At another point, Mayer said, "The retirees entered active duty and completed at least 20 years’ service on the good faith belief that the government would fulfill its promises. The terms of the contract were set when the retirees entered the service and fulfilled their obligation. The government cannot unilaterally amend the contract terms now."
Government lawyers acknowledged that military recruiters had made the offer, but said they didn’t have the authority to bind the government to it.
The government reduced veterans’ eligibility for free health care in 1956 and again in 1966. As a result, veterans and their dependents must rely on Medicare, which now charges a $50-a-month premium or $600 a year, plus copayments and in some cases, parts of doctors’ fees not covered by Medicare.
ELDER ABUSE: A support group for elderly victims of abuse will be held in the near future, with attention focused on various forms of elder abuse and how to avoid and prevent them. The sessions will be sponsored by the Elder Crime Victims Resource Center of the city’s Department for the Aging (DFTA) and the Jewish Association for Services for the Aged (JASA).

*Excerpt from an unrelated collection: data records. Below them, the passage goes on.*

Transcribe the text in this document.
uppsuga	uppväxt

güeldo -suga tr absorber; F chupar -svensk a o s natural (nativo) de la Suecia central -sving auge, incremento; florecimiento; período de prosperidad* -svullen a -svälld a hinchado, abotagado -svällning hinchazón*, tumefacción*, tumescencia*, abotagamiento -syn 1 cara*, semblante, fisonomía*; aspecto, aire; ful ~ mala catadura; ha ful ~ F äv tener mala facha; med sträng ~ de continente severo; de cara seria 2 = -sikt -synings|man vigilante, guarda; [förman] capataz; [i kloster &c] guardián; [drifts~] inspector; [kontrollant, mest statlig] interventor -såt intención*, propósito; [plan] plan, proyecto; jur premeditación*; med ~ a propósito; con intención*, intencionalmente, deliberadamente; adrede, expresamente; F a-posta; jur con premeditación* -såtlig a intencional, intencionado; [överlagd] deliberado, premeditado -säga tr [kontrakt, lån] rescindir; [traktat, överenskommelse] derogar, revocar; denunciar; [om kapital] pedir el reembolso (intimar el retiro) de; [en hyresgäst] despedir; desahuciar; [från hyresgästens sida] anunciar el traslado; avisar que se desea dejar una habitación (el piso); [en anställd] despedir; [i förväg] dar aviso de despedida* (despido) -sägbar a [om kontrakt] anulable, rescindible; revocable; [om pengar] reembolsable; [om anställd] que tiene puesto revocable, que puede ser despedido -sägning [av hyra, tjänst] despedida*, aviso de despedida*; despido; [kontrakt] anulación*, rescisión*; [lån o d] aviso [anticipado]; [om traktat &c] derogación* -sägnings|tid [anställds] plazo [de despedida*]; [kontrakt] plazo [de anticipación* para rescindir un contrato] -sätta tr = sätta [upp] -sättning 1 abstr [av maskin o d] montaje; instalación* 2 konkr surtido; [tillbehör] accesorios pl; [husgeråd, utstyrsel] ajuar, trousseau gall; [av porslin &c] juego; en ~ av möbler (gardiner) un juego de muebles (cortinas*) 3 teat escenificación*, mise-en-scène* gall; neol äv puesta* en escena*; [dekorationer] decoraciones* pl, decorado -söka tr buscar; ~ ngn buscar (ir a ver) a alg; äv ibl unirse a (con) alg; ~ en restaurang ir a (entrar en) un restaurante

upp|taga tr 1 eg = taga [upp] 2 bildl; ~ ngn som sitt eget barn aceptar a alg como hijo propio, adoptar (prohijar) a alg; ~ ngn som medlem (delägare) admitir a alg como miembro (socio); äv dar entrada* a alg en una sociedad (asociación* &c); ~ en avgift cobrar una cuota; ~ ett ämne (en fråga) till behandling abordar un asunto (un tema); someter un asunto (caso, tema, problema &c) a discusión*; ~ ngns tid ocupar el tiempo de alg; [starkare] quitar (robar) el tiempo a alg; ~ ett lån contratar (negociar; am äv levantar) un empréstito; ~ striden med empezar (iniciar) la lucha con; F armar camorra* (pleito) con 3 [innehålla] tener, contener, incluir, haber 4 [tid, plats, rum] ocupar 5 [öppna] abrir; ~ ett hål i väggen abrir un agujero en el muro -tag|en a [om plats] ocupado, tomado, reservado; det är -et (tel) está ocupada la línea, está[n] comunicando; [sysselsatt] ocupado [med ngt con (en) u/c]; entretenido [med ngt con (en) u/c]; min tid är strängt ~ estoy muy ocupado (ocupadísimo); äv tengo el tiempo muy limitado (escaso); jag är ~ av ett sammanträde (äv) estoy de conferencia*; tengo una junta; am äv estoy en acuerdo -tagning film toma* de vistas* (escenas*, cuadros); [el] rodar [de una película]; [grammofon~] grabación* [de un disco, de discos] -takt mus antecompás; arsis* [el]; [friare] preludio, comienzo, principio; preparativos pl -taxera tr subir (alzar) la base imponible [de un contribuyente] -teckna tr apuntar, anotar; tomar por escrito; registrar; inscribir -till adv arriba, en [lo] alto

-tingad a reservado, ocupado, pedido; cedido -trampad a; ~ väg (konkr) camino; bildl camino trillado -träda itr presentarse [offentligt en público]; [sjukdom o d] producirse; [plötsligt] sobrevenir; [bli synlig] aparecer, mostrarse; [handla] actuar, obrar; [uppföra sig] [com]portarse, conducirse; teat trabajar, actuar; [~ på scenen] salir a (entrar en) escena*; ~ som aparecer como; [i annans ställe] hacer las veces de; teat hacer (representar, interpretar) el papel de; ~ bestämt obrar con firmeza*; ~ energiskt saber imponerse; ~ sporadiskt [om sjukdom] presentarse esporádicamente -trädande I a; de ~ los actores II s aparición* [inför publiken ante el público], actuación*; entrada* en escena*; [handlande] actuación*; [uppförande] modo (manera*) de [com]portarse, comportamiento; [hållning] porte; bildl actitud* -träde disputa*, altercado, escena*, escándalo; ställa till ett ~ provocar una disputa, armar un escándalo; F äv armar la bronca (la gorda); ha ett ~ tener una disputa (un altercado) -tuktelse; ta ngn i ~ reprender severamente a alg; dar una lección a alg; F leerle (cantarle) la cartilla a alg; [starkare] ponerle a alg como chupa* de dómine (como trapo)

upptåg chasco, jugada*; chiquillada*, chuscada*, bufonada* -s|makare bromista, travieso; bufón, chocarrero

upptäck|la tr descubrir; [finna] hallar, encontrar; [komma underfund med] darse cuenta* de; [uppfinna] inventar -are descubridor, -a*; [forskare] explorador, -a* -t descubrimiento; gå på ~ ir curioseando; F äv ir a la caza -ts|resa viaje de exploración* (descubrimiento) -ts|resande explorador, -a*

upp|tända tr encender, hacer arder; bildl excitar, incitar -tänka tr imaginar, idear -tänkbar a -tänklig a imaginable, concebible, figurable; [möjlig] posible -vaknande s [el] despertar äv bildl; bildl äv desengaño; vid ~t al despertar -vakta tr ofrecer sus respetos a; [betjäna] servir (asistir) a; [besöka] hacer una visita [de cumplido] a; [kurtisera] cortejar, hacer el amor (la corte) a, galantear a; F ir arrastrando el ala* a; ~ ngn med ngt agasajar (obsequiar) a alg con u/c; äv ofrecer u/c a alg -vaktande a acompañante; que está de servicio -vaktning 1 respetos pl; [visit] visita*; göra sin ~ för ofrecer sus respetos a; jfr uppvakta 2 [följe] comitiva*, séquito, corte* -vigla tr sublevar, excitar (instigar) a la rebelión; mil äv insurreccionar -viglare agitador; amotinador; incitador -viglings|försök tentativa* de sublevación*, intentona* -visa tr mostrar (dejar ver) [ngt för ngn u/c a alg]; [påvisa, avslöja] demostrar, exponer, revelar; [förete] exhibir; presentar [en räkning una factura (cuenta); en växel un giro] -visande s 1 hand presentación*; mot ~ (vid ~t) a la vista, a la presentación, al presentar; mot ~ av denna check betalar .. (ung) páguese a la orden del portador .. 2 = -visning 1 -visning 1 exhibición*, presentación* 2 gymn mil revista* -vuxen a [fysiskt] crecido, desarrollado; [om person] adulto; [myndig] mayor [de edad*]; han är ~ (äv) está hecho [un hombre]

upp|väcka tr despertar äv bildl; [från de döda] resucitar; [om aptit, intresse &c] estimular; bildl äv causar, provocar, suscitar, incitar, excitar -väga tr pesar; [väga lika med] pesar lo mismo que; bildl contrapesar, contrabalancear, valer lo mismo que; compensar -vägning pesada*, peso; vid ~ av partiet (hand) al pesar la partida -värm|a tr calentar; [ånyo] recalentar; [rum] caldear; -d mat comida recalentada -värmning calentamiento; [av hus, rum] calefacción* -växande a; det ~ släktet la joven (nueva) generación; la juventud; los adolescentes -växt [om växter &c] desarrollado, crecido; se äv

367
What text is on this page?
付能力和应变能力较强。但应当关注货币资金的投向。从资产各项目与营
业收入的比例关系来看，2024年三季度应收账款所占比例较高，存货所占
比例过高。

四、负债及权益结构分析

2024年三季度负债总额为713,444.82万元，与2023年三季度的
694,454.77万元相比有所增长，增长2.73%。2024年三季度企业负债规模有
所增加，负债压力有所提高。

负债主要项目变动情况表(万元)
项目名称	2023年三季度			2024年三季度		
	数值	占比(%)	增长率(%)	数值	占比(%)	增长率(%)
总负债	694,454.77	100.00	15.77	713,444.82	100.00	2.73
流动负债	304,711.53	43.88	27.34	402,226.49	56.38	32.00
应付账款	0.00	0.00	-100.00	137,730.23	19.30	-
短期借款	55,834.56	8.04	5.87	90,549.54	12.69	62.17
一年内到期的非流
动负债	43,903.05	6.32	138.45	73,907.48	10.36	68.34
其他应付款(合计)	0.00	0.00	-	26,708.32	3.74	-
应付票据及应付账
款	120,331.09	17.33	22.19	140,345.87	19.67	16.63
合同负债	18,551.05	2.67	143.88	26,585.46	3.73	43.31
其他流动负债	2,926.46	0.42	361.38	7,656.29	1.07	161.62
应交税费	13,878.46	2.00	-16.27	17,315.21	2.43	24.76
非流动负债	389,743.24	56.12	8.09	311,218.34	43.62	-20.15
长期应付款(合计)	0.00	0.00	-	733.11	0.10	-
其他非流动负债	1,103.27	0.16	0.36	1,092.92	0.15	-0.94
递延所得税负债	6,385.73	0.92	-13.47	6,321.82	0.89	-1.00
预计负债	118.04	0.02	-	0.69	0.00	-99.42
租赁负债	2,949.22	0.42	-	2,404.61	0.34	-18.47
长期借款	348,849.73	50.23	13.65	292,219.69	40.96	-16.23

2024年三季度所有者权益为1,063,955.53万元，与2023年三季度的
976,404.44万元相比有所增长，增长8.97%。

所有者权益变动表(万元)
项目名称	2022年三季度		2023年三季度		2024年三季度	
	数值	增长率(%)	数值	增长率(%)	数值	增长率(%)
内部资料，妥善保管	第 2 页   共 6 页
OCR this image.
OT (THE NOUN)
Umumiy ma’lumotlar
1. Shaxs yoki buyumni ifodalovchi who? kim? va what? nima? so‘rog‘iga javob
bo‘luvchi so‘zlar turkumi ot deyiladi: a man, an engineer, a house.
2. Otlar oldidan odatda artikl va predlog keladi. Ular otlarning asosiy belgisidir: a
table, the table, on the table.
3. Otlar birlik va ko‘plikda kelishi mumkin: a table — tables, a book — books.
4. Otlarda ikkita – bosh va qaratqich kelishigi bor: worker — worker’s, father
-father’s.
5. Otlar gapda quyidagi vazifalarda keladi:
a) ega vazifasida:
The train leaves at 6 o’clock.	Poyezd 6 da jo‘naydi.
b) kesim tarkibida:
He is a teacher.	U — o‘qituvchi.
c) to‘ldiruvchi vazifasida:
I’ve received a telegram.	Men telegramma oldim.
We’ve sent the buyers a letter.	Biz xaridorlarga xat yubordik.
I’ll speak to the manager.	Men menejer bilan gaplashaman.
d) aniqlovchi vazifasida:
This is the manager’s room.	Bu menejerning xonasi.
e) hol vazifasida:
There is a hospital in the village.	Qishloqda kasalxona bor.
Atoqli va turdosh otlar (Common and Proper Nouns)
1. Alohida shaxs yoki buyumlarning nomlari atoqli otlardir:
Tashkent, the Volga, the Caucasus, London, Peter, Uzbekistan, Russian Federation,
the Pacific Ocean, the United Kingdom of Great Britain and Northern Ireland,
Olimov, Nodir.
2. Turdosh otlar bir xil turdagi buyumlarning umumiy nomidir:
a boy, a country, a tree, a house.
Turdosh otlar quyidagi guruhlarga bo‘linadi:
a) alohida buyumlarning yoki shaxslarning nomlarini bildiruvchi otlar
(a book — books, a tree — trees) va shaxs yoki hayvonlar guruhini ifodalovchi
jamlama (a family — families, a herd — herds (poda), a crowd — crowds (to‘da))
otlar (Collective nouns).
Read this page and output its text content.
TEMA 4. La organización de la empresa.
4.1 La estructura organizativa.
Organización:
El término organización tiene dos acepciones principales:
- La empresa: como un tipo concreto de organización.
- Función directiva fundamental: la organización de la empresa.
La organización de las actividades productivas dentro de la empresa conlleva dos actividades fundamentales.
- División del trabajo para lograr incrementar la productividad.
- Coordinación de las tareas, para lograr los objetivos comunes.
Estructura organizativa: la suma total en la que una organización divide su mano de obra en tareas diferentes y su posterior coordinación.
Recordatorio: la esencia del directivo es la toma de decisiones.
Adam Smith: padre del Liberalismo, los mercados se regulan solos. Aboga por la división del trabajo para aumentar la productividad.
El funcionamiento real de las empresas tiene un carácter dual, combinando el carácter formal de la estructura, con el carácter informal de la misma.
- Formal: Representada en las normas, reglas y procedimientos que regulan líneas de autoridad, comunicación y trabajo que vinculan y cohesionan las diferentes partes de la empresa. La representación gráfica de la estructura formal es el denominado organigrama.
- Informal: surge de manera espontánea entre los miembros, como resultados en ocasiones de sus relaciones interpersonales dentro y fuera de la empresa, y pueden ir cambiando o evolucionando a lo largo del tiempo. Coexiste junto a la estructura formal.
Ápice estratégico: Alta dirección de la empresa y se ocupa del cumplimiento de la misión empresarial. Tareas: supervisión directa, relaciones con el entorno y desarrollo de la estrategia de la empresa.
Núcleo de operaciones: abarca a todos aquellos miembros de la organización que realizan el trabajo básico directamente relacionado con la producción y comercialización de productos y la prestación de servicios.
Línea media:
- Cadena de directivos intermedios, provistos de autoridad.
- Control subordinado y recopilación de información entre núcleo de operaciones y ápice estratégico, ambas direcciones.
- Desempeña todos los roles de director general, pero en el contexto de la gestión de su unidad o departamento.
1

DFTA Commissioner Herbert Stupp describes elder abuse as going beyond pain or injury and gravitating toward psychological or emotional abuse, financial abuse and neglect. In most of the cases, the abuser is a family member, usually a child or a spouse, Stupp says. He estimates that each year one of every 20 older Americans is a victim of abuse. Since most of these are not reported because of fear or shame, seniors are being offered the support group to share their experiences in a confidential setting.
For information about the support group or services available to abused seniors, call DFTA at (212) 442-3103 during business hours. To receive a pamphlet, "Elder Abuse Hurts," call (212) 442-1111.
MEETING: AARP Chapter 2889 will meet next Wednesday, Mar. 7th, at 12:30 p.m. at the First Presbyterian Church of Newtown, 54-05 Seabury St., Elmhurst.